# I just want to say...



## Clouder (15/1/16)

I HATE hail! 

We had a TERRIBLE Hail storm on the West Rand on Saturday...

My yard was destroyed! And it looked like it snow. The hail was golf ball size. I lost my gate motor, 6 windows of my house, and my houses' roof needs to me repainted as well as all the gutters.

I painted the whole roof including facia boards and gutters in September and it cost me a whole heap of money....

Also, this is the THIRD time that hail broke my windows! Agggg neee man!

2 years ago, my work vehicle got R210K damage as a result of a hailstorm at work. Now, my new vehicle, 4000 Kms on the clock got damaged AGAIN! Luckily only the nose got hit as it was parked under cover but the front of the bonnet is dented at grille is fubar...

Oh, Saturday night, we spend the entire evening helping people in our community with fallen carports and roofs ect. Our mall's roof caved in and we had to close the mall down, was reopened on Wednesday.

We were also left without electricity for 26 hours which made rescues and assistance extremely difficult!

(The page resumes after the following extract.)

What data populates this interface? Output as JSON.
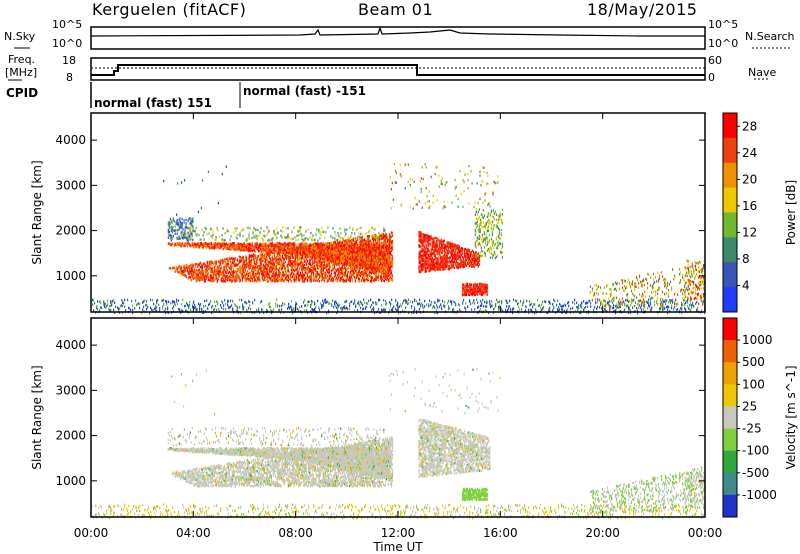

My windows at my house are still broken as the contractors are flooded with callouts


----------



## Metal Liz (15/1/16)

sheeeeeeez bru!!!!!!!! that is HECTIC!! Sorry to hear about all of this and best of luck with the fixing up...


----------



## Clouder (15/1/16)

Thanx @Metal Liz !! I got the parts for my gate motor just now and it seems like they will be replacing my windows this afternoon... I REALLLLLLY hope so, coz it rains every night, and my cardboard and plastic temporary fix is not strong anymore


----------



## Stosta (15/1/16)

Wow! Just... Wow!!!


----------



## Khan83 (15/1/16)

Clouder said:


> I HATE hail!
> 
> We had a TERRIBLE Hail storm on the West Rand on Saturday...
> 
> ...


Damn bud . I feel for you.

Must be so frustrating.

Good on you for helping others in the community despite having your own damages to deal with

Reactions: Thanks 1


----------



## Rob Fisher (15/1/16)



Reactions: Like 1


----------



## DaveH (15/1/16)

Sorry to hear that @Clouder not a nice thing to happen.
Dave


----------



## Clouder (15/1/16)

The parts I purchased for my gate motor are not the cause of the problem, and they will not be replacing my windows today.... (and we have a storm warning for tonight) GREAT DAY!


----------



## Neal (15/1/16)

Clouder said:


> The parts I purchased for my gate motor are not the cause of the problem, and they will not be replacing my windows today.... (and we have a storm warning for tonight) GREAT DAY!



Mate, really sorry to hear of your problems, hope you get sorted as soon as is possible. Well done on supporting your community, am in Carlisle, England moment and has been awful flooding, but to see the help people have offered each other has been cool. Really hope all comes right for you man.


----------



## wazarmoto (15/1/16)

Sorry to hear about this bud. Chin up. It'll get better. At least you still have a home. Lotsa people are worse off. Vent away. It helps.


----------



## CloudmanJHB (15/1/16)

That's crazy! Truly looks like snow, sorry to hear about the damage, that really blows


Sent from my iPhone using Tapatalk


----------



## Silver (16/1/16)

So sorry to hear about that @Clouder 
Hope you can recover and get everything back into shape soon

Really feel for you and your family 
Strength to you guys

Reactions: Like 1


----------



## Clouder (16/1/16)

Thanx guys!

@Silver at least I managed to finally get my gate working again, WHAT A RELIEF!

Reactions: Like 1


----------



## blujeenz (16/1/16)

@Clouder Perhaps its time to say hello to wooden storm shutters, might not be a look you like but probably better than broken windows.


----------



## Clouder (16/1/16)

@blujeez yeah, I am thinking about it....


----------



## stevie g (23/1/16)

Where on the west rand, luckily we didn't have any hail?.


----------



## Clouder (24/1/16)

@Sprint it was in Krugersdorp

Sent from my LG-H815 using Tapatalk


----------



## MoneymanVape (31/1/16)

Hi anybody can help me. Bought stuff from cape vape. Do i get a confirmation email or something righr away? Also i used the order number as thair reference is this correct. Thanks


----------